The other major reason that the goodly wife had departed the employment of the phalluses, is that she had found a new place to practice the healing arts. A friend of the goodly wife’s from her time of study had alerted her to this new place of healing—a place designed to see people in immediate need of healing with little to no patient followup required, not to mention NO CALL TIME WHATSOEVER. The friend herself worked for a similar Immediate Healing Clinic two towns over, but was soon going to depart her own clinic in favor of a third Immediate Healing Clinic that was being readied back in Tri-Metro. The Borderland Immediate Healing Clinic was a Godsend.

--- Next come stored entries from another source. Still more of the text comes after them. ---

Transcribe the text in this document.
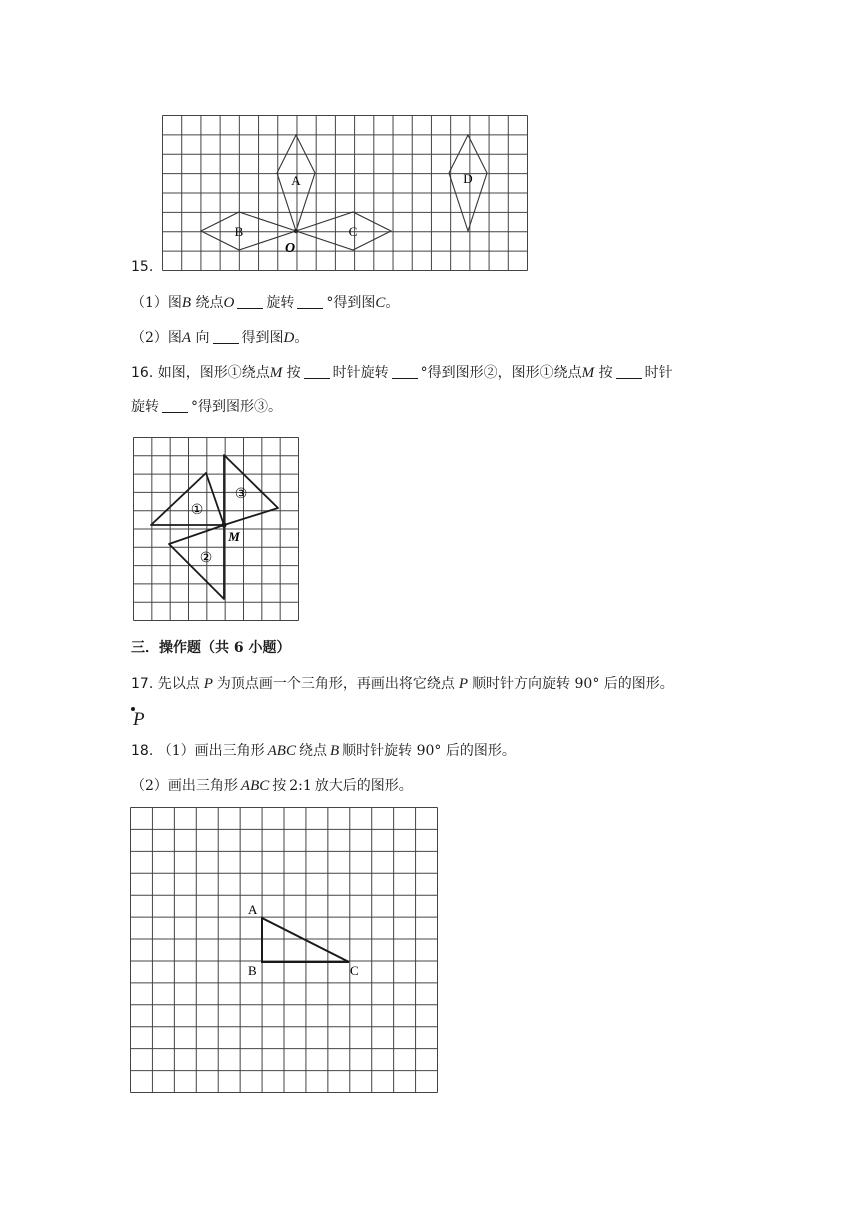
A
B	C
D
O
15.
（1）图B 绕点O 旋转 °得到图C。
（2）图A 向 得到图D。
16. 如图，图形①绕点M 按 时针旋转 °得到图形②，图形①绕点M 按 时针
旋转 °得到图形③。
①
②
③
M
三．操作题（共 6 小题）
17. 先以点 P 为顶点画一个三角形，再画出将它绕点 P 顺时针方向旋转 90° 后的图形。
P
18. （1）画出三角形 ABC 绕点 B 顺时针旋转 90° 后的图形。
（2）画出三角形 ABC 按 2:1 放大后的图形。
A
B	C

And while its shifts were not short ones, it required only 14 of them per month. The goodly wife would finally be able to help those in immediate need and send them on their way with none of the usual hassle. It was pretty ideal.

Secretly, though, the scribe hoped that at some point in the not too distant future a position would open at the Tri-Metro Immediate Healing Clinic that the goodly wife could transfer into. He longed to return to his beloved township.